Chirp.io uses sound to transmit & receive links between nearby Android/iOS devices. IMO, interesting tech[1], thats more useful & less secure than bluetooth, for such use cases.
Chirp is doing some really interesting work in this space, trying to improve the user experience of fast-forming short range communication.
My understanding is that Chirp uses audio to basically detect WHO you are standing near, but the actual data transfer happens over more typical links.
"An inherent limitation of the audio protocol is its highly limited transmission rate.
To send larger amounts of data, we have built a RESTful network infrastructure which allows arbitrary pieces of data to be associated with Chirp shortcodes. A sending device can thus upload a photo to the cloud, and obtain a shortcode representing it to be send over the air. A receiving device hears the shortcode over its microphone, and resolves it with a GET request."
You could really hear the noise with these however. And there's the fact that the speaker was directly touching the microphone. It's cool that this works basically inaudibly across a room.
You could hear them because they were constrained to the voiceband. Frequencies outside 300-3400Hz were deliberately filtered out by the telephone system to maximize the number of calls that could be carried on a limited amount of copper.

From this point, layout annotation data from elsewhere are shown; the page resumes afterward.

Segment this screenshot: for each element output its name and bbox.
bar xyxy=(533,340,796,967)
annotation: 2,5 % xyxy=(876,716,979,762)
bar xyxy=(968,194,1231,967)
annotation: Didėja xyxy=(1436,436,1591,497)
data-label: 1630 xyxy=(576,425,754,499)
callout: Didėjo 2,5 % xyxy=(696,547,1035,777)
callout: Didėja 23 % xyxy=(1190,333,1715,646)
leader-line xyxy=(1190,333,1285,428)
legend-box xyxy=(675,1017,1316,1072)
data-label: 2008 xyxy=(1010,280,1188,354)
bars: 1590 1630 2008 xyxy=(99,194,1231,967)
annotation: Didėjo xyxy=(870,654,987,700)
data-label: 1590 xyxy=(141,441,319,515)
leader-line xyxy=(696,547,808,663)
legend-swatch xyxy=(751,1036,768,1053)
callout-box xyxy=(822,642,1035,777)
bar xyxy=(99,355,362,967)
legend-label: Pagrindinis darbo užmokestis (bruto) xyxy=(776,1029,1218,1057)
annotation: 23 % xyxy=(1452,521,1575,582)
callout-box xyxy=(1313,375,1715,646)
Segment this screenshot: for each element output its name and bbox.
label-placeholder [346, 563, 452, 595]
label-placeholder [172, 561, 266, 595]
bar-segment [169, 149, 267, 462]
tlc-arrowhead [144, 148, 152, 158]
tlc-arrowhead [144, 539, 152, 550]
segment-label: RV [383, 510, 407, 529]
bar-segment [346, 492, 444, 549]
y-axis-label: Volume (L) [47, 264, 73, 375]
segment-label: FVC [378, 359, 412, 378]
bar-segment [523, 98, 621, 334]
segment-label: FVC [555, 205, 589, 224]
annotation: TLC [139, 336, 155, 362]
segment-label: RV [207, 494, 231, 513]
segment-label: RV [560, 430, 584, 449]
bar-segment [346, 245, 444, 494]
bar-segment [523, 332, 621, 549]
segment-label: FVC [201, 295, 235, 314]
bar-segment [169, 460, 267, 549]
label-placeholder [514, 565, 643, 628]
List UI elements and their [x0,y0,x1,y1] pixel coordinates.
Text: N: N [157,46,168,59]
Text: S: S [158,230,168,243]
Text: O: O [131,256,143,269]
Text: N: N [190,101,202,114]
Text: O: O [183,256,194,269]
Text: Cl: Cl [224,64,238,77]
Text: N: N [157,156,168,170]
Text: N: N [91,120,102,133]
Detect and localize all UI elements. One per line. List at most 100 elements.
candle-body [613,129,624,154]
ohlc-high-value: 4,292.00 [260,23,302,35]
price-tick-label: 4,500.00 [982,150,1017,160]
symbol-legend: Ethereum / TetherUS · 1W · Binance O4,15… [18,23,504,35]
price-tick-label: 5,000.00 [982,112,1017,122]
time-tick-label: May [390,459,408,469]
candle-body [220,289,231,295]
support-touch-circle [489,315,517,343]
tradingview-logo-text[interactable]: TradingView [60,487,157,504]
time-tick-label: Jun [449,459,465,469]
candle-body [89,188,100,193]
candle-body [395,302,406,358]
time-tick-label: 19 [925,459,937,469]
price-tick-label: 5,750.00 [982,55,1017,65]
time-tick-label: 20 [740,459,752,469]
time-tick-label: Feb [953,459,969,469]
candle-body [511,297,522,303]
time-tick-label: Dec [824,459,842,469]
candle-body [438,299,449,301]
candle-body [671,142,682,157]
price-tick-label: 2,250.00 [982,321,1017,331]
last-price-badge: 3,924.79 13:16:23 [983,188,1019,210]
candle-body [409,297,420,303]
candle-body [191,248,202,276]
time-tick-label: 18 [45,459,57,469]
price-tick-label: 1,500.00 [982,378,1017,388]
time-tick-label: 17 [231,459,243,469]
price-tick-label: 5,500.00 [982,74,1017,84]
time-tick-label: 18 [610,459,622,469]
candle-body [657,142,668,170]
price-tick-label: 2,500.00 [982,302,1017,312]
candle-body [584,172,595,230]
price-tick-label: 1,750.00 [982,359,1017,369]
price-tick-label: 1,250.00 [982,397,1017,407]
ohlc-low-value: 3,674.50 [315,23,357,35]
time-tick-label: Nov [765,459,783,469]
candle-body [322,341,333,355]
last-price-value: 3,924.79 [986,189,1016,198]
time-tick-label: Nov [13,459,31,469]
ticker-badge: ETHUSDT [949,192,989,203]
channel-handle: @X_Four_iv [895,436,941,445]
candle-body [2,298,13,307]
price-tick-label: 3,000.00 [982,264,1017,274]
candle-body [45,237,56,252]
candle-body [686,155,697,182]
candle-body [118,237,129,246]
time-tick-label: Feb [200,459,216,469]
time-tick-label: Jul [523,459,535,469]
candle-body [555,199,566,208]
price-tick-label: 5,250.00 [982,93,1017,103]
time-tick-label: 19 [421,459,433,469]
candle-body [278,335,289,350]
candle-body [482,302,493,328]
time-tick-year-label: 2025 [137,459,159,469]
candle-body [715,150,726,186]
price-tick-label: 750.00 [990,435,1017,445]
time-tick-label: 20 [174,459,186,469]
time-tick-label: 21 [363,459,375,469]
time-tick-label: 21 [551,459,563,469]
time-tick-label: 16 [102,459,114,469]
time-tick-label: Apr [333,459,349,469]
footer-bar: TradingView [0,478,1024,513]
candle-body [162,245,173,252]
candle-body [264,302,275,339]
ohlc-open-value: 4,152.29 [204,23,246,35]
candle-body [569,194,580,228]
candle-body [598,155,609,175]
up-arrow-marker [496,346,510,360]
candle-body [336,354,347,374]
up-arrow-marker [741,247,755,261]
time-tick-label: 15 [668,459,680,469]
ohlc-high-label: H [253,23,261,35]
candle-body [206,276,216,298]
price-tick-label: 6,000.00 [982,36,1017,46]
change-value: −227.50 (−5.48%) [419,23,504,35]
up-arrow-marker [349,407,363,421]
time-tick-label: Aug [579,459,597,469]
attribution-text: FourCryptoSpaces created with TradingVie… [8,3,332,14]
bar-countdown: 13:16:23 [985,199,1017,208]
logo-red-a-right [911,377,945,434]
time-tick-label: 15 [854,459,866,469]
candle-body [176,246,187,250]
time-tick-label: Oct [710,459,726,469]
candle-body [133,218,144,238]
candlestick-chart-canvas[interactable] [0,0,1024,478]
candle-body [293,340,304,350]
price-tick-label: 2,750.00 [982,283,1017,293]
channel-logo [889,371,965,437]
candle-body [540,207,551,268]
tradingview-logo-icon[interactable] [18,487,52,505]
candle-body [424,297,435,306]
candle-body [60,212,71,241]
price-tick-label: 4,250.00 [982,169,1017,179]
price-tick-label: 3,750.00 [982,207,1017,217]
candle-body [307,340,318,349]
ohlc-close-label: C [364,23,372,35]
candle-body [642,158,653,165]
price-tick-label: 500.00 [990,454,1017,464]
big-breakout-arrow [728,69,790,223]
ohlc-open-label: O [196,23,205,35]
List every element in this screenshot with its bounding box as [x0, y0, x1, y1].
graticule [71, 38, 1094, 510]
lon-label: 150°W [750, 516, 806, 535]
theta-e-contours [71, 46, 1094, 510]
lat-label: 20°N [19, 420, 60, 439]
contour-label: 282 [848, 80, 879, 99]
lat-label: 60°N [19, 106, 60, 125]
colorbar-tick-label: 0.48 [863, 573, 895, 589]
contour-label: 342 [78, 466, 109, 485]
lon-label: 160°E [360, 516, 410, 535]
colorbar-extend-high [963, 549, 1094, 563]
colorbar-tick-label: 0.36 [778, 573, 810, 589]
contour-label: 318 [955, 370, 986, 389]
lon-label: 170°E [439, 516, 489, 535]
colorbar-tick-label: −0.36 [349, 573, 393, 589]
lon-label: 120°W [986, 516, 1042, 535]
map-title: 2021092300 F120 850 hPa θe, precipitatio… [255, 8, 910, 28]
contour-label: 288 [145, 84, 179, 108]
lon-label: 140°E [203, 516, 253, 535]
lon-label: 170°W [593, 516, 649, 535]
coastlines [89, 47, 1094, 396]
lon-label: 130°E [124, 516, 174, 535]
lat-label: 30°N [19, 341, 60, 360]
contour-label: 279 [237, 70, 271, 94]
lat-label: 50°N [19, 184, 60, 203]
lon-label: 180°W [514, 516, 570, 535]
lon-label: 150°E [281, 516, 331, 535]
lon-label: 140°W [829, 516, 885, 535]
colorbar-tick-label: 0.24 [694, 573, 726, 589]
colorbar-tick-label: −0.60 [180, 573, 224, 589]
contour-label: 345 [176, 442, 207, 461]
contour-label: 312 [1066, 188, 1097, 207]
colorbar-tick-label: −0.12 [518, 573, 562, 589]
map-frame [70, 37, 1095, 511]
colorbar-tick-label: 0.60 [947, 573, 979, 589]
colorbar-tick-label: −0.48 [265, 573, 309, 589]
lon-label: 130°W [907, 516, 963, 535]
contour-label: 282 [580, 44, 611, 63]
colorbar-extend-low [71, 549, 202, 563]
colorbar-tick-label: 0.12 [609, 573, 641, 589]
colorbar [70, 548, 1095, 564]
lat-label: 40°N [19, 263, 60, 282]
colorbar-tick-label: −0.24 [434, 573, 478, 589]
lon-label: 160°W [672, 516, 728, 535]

"Across the room" isn't really interesting, either. I've decoded PSK31 across a room. Higher, near-inaudible frequencies would probably make the decode even cleaner.
Very unlikely. Laptops have crappy mics, they don't really have a response near 20 kHZ, as do crappy speakers. Also, this virus would have to analyze and deal with ambient noise. That's a pretty big level of sophistication for malware that can fit in flash memory.
So far, extraordinary claims, little data to back it.
Looks like my laptop needs a tinfoil hat more so than myself!